Essex Chief of Police Ron Hoague said at the time that officers had conducted regular follow-up with Campbell and believed she had complied with the selectboard’s orders. However, when announcing the charges, investigators said they had identified a pattern of violent behavior and determined Jack had attacked three other people on five separate occasions before the fatal incident.
Essex Police Cpl.

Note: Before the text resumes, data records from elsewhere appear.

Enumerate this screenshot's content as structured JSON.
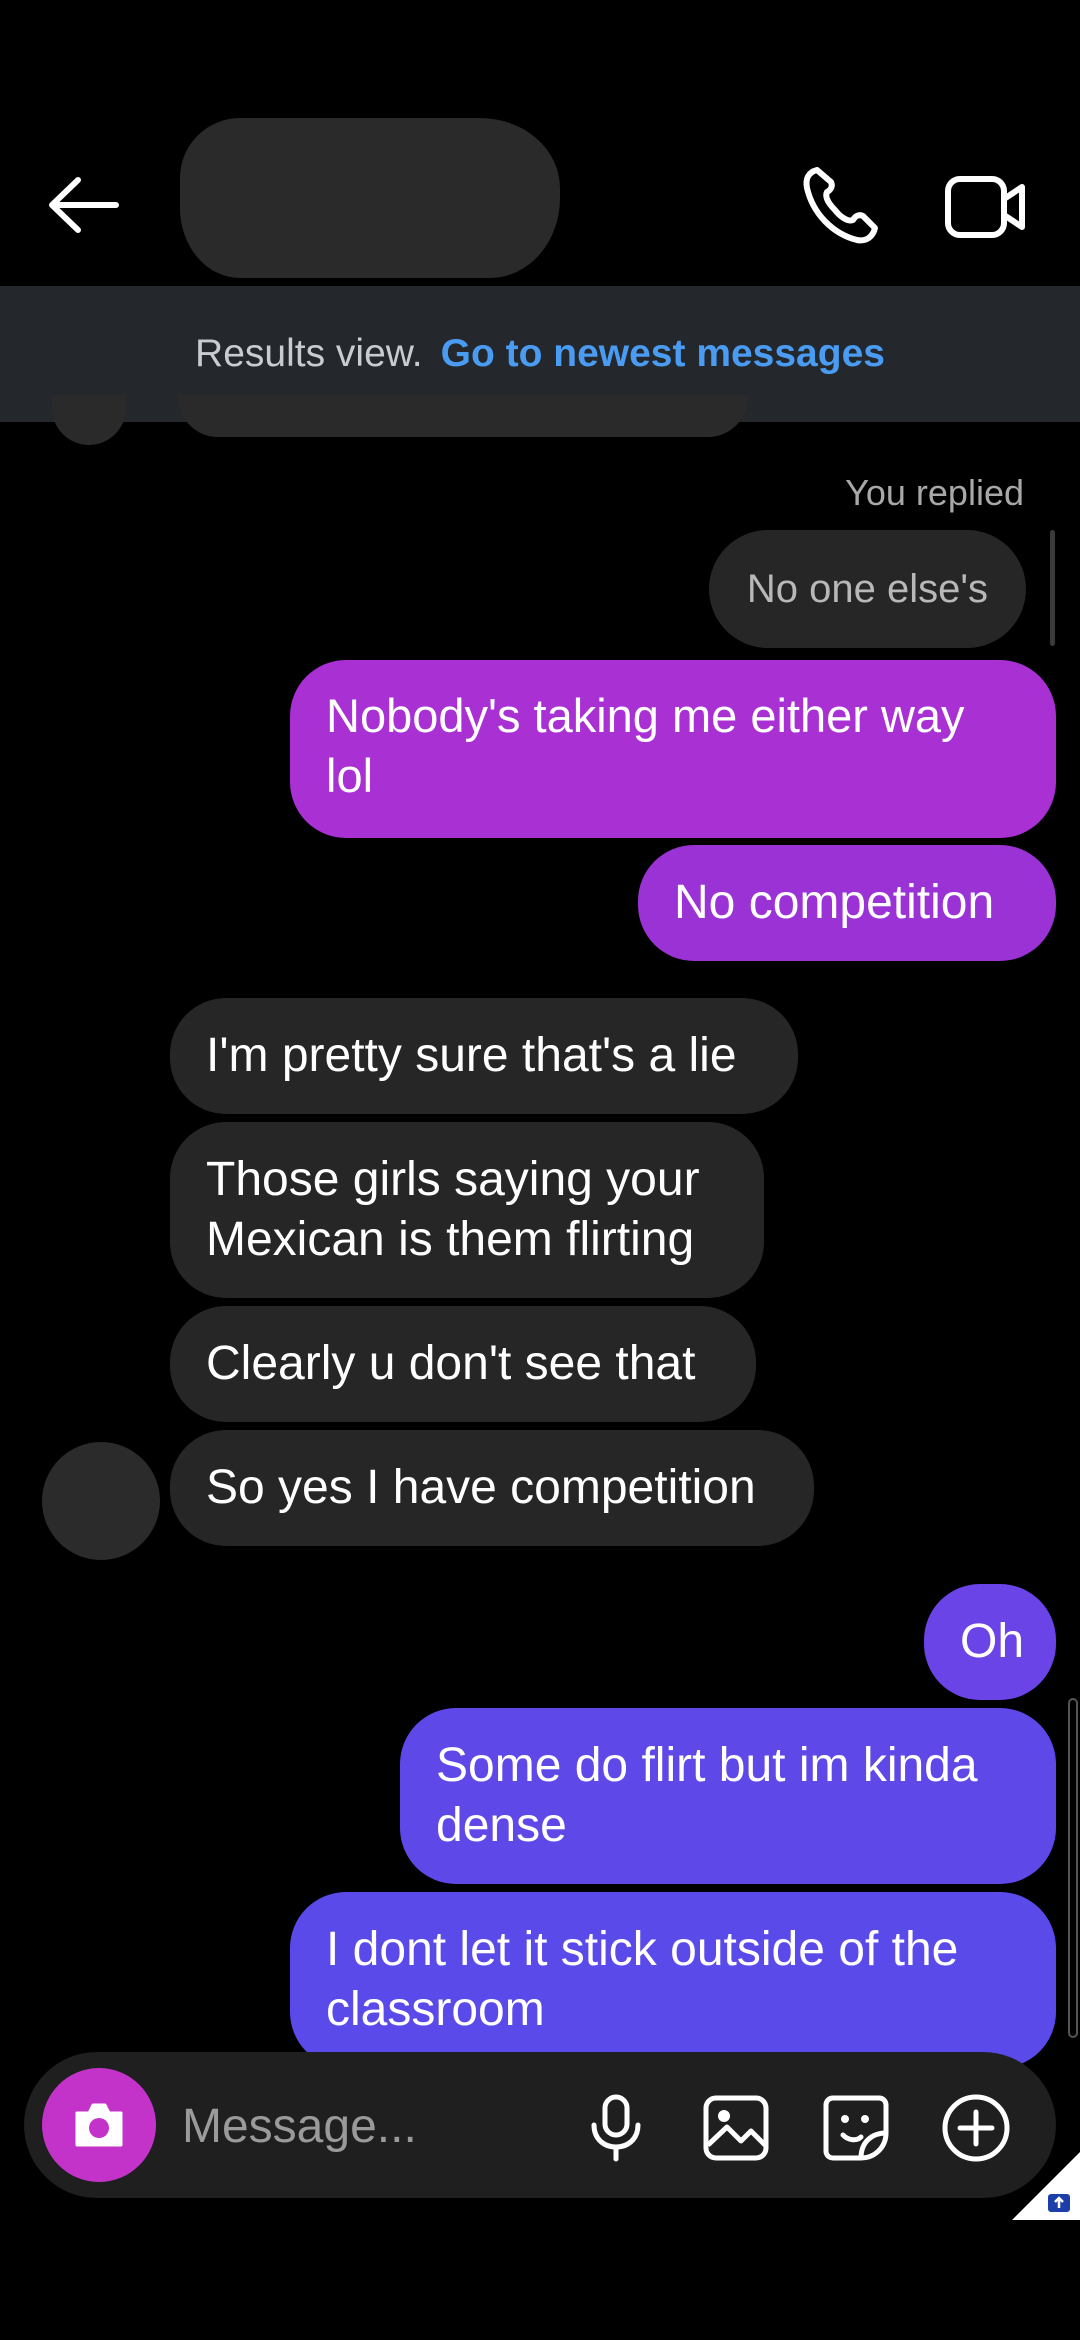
{
  "header": {
    "back_icon": "arrow-left-icon",
    "call_icon": "phone-icon",
    "video_icon": "video-camera-icon"
  },
  "results_bar": {
    "label": "Results view.",
    "link": "Go to newest messages"
  },
  "thread": {
    "replied_label": "You replied",
    "quoted_text": "No one else's",
    "messages": [
      {
        "from": "me",
        "text": "Nobody's taking me either way lol"
      },
      {
        "from": "me",
        "text": "No competition"
      },
      {
        "from": "them",
        "text": "I'm pretty sure that's a lie"
      },
      {
        "from": "them",
        "text": "Those girls saying your Mexican is them flirting"
      },
      {
        "from": "them",
        "text": "Clearly u don't see that"
      },
      {
        "from": "them",
        "text": "So yes I have competition"
      },
      {
        "from": "me",
        "text": "Oh"
      },
      {
        "from": "me",
        "text": "Some do flirt but im kinda dense"
      },
      {
        "from": "me",
        "text": "I dont let it stick outside of the classroom"
      }
    ]
  },
  "composer": {
    "placeholder": "Message...",
    "camera_icon": "camera-icon",
    "mic_icon": "microphone-icon",
    "gallery_icon": "image-icon",
    "sticker_icon": "sticker-icon",
    "more_icon": "plus-circle-icon"
  },
  "colors": {
    "accent_link": "#4a9bf2",
    "my_bubble_top": "#a82fd3",
    "my_bubble_bottom": "#5b4aea",
    "their_bubble": "#262626",
    "camera_button": "#c333c9"
  }
}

Brett Williger wrote in a probable cause affidavit that Campbell’s conduct showed an “inability or unwillingness” to control the dog, adding that her “lack of preventive action was more than ordinary carelessness and rose to the level of criminal negligence due to her bias towards Jack or willful blindness towards the danger Jack posed.” Williger further alleged that Campbell had recklessly endangered Stephen Campbell as a vulnerable adult with dementia by allowing a dangerous dog to live with him.
Campbell told officers she became Jack’s sole owner after his previous owner, her boyfriend, went to jail.
Legal experts say the case raises difficult questions about how far criminal liability extends to pet owners. Robert Sand, a Vermont Law and Graduate School professor and former Windsor County state’s attorney, said he was unaware of any previous Vermont case in which a person had been charged with voluntary manslaughter following a fatal dog attack. He said the central question in any such case is what prior notice the owner had of the animal’s aggressive behavior, noting that once an owner is aware of a dog’s danger, “that changes the equation considerably.” Sand said gross negligence, meaning a substantial deviation from a reasonable standard of care, would be required to support a manslaughter charge.
If convicted on all three counts, Campbell faces up to 15 years in prison. She is due back in court in August and has been ordered not to own or care for any new animals in the interim.